- Born: 12 August 1950 Sydney, New South Wales, Australia
- Died: 30 August 2026 (aged 76) Berry, New South Wales, Australia
- Education: University of Sydney (B.A.); Sydney Teachers' College (DipEd); University of Illinois at Urbana–Champaign (PhD);
- Scientific career
- Fields: Literacy education, classroom interaction and quantitative and qualitative research methods
- Workplaces: Normanhurst Boys High School; Center for Behavioral Studies in Education, New South Wales; University of Illinois; Center for Advanced Study in the Behavioral Sciences; University of New England (Australia); Griffith University; Nanyang Technological University; University of Queensland; University of Sydney; University of Wollongong;
- Doctoral students: Stephen Billett

= Peter Freebody =

Australian academic (1950–2026)

Peter Freebody (12 August 1950 – 30 August 2026) was an Australian literacy educator and researcher.

His appointments included Honorary Professorial Fellow at the University of Wollongong, Australia, Professorial Research Fellow with the Faculty of Education and Social Work and a core member of the CoCo Research Centre at the University of Sydney in Sydney, Australia.. He served on numerous Australian State and Commonwealth literacy education and assessment advisory groups.
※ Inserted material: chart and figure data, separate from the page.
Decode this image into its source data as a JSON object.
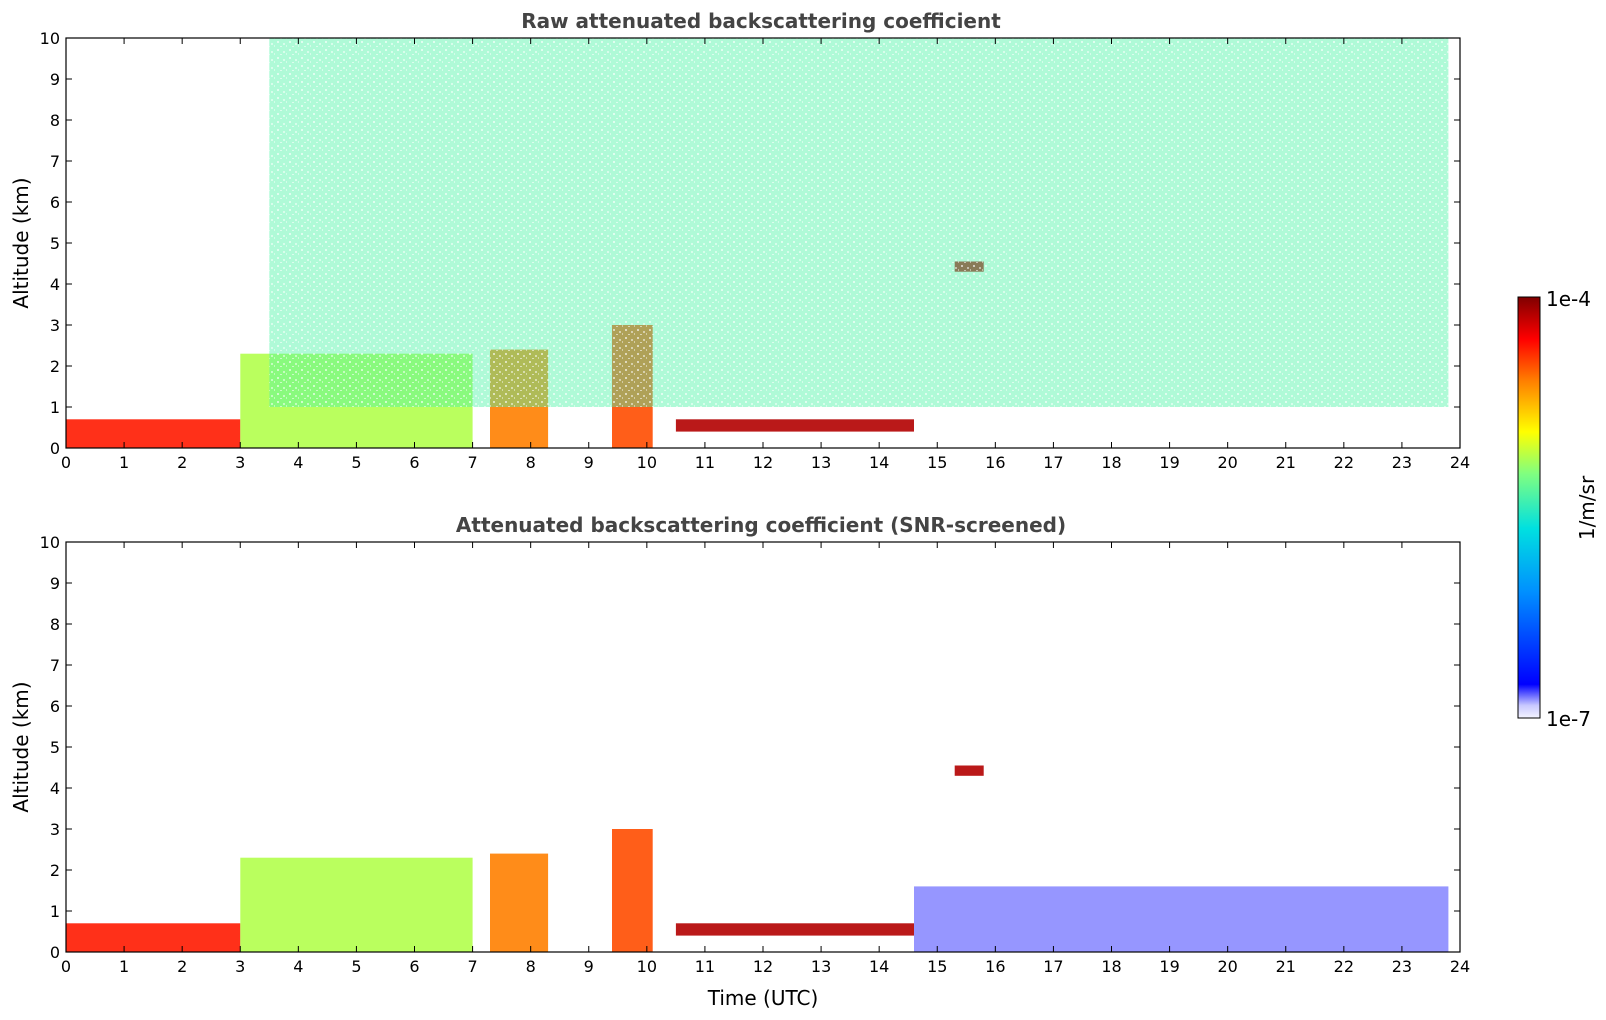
{
  "chart_data": [
    {
      "type": "heatmap",
      "title": "Raw attenuated backscattering coefficient",
      "xlabel": "",
      "ylabel": "Altitude (km)",
      "xlim": [
        0,
        24
      ],
      "ylim": [
        0,
        10
      ],
      "x_ticks": [
        "0",
        "1",
        "2",
        "3",
        "4",
        "5",
        "6",
        "7",
        "8",
        "9",
        "10",
        "11",
        "12",
        "13",
        "14",
        "15",
        "16",
        "17",
        "18",
        "19",
        "20",
        "21",
        "22",
        "23",
        "24"
      ],
      "y_ticks": [
        "0",
        "1",
        "2",
        "3",
        "4",
        "5",
        "6",
        "7",
        "8",
        "9",
        "10"
      ],
      "data_extent_hours": [
        0,
        23.8
      ],
      "features": [
        {
          "name": "near-surface aerosol",
          "t": [
            0,
            3
          ],
          "z": [
            0,
            0.7
          ],
          "level": 0.85
        },
        {
          "name": "boundary-layer clouds",
          "t": [
            3,
            7
          ],
          "z": [
            0,
            2.3
          ],
          "level": 0.55
        },
        {
          "name": "cloud deck",
          "t": [
            7.3,
            8.3
          ],
          "z": [
            0,
            2.4
          ],
          "level": 0.75
        },
        {
          "name": "cloud deck",
          "t": [
            9.4,
            10.1
          ],
          "z": [
            0,
            3.0
          ],
          "level": 0.8
        },
        {
          "name": "thin layer",
          "t": [
            10.5,
            14.6
          ],
          "z": [
            0.4,
            0.7
          ],
          "level": 0.95
        },
        {
          "name": "elevated layer",
          "t": [
            15.3,
            15.8
          ],
          "z": [
            4.3,
            4.55
          ],
          "level": 0.95
        },
        {
          "name": "clear-air background noise",
          "t": [
            3.5,
            23.8
          ],
          "z": [
            1,
            10
          ],
          "level": 0.45
        }
      ]
    },
    {
      "type": "heatmap",
      "title": "Attenuated backscattering coefficient (SNR-screened)",
      "xlabel": "Time (UTC)",
      "ylabel": "Altitude (km)",
      "xlim": [
        0,
        24
      ],
      "ylim": [
        0,
        10
      ],
      "x_ticks": [
        "0",
        "1",
        "2",
        "3",
        "4",
        "5",
        "6",
        "7",
        "8",
        "9",
        "10",
        "11",
        "12",
        "13",
        "14",
        "15",
        "16",
        "17",
        "18",
        "19",
        "20",
        "21",
        "22",
        "23",
        "24"
      ],
      "y_ticks": [
        "0",
        "1",
        "2",
        "3",
        "4",
        "5",
        "6",
        "7",
        "8",
        "9",
        "10"
      ],
      "data_extent_hours": [
        0,
        23.8
      ],
      "features": [
        {
          "name": "near-surface aerosol",
          "t": [
            0,
            3
          ],
          "z": [
            0,
            0.7
          ],
          "level": 0.85
        },
        {
          "name": "boundary-layer clouds",
          "t": [
            3,
            7
          ],
          "z": [
            0,
            2.3
          ],
          "level": 0.55
        },
        {
          "name": "cloud deck",
          "t": [
            7.3,
            8.3
          ],
          "z": [
            0,
            2.4
          ],
          "level": 0.75
        },
        {
          "name": "cloud deck",
          "t": [
            9.4,
            10.1
          ],
          "z": [
            0,
            3.0
          ],
          "level": 0.8
        },
        {
          "name": "thin layer",
          "t": [
            10.5,
            14.6
          ],
          "z": [
            0.4,
            0.7
          ],
          "level": 0.95
        },
        {
          "name": "elevated layer",
          "t": [
            15.3,
            15.8
          ],
          "z": [
            4.3,
            4.55
          ],
          "level": 0.95
        },
        {
          "name": "residual layer",
          "t": [
            14.6,
            23.8
          ],
          "z": [
            0,
            1.6
          ],
          "level": 0.05
        }
      ]
    }
  ],
  "colorbar": {
    "label": "1/m/sr",
    "max_label": "1e-4",
    "min_label": "1e-7",
    "range": [
      1e-07,
      0.0001
    ],
    "scale": "log",
    "colormap": "jet",
    "colors": [
      "#e8e8ff",
      "#0000ff",
      "#00a0ff",
      "#00e0e0",
      "#80ff80",
      "#ffff00",
      "#ff8000",
      "#ff0000",
      "#800000"
    ]
  }
}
Freebody, with Allan Luke, originated the Four Resources Model of literacy education.

==Life and career==
Freebody was born in Sydney, Australia on 12 August 1950. He received his Bachelor of Arts (Honours 1st Class) in Education from the University of Sydney in Sydney, Australia in 1973. Freebody received his Diploma in Education from the Sydney Teacher's College in 1973 and his Teaching Certificate from the New South Wales Department of Education in 1974. In 1980 Freebody received his PhD from the School of Education, University of Illinois at Urbana–Champaign, Illinois, U.S.A.

After receiving his Diploma in Education in 1973, he taught for a year at Normanhurst Boys High School in New South Wales, Australia before taking a position as lecturer at the Center for Behavioral Studies in Education, University of New England, New South Wales from 1975 to 1977. He served as a research assistant at the Center for the Study of Reading at the University of Illinois from 1977 to 1979 and as a Visiting Research Associate at the Center for Advanced Study in the Behavioral Sciences in Stanford, California from 1979 to 1980.

Returning to Australia in 1981, Freebody took a position as Lecturer, and in 1985 he became a Senior Lecturer with the Department of Behavioral Studies in Education, University of New England, Armidale, New South Wales. From 1992 to 2002 he was a professor with the Faculty of Education at Griffith University in Brisbane, Queensland. In 2003 he moved to Singapore as Professor and Deputy Dean (Research) at the Centre for Research in Pedagogy and Practice, National Institute of Education (part of Nanyang Technological University). Returning to Australia in 2005, Freebody took a position as Professor in the School of Education at the University of Queensland in St. Lucia. In 2007 he accepted a Professorial Research Fellowship at the University of Sydney.

Freebody died in Berry, New South Wales on 30 August 2026, at the age of 76.

==Journals and other bodies==
His work has appeared in journals such as Reading Research Quarterly, Harvard Educational Review, and the American Educational Research Journal. He has also contributed numerous invited entries in international handbooks and encyclopedias on literacy, critical literacy, and research methodology. He has served on numerous Australian state and national advisory groups in the area of literacy education, and was senior consultant on the national on-line curriculum initiative conducted by the Curriculum Corporation. He was 2015-2016 Chair of the International Literacy Association's Research Panel, and 2014 recipient of that Association's WS Gray award for contributions to literacy education internationally.

==Four Resources Model==
In the early 1990s, Allan Luke and Peter Freebody of Griffith University introduced the Four Resources Model in literacy education. This model seeks to reconcile the debates among Whole Language, Phonics, critical literacy and others. This model postulates that in order to be a fully literate citizen, a person needs:
1. coding competence (the ability to decode text, i.e. phonics)
2. semantic competence (the ability to make meaning, i.e. comprehension)
3. pragmatic competence (every day, functional literacy, i.e. writing a check, reading the newspaper, filling out a job application, etc.)
4. critical competence (the ability to critically select and analyze texts, i.e. avoiding scams, determining reliable sources of information, etc.)

Luke and Freebody assert that no one of these resources is sufficient by itself but that each is essential. Further, the resources are not meant to indicate a sequence of instruction. Different resources should be present in instruction in varying amounts, depending upon the needs of the students. Luke has also stated that critical competence, far from being an upper level topic, can begin to be developed in year one of education and before.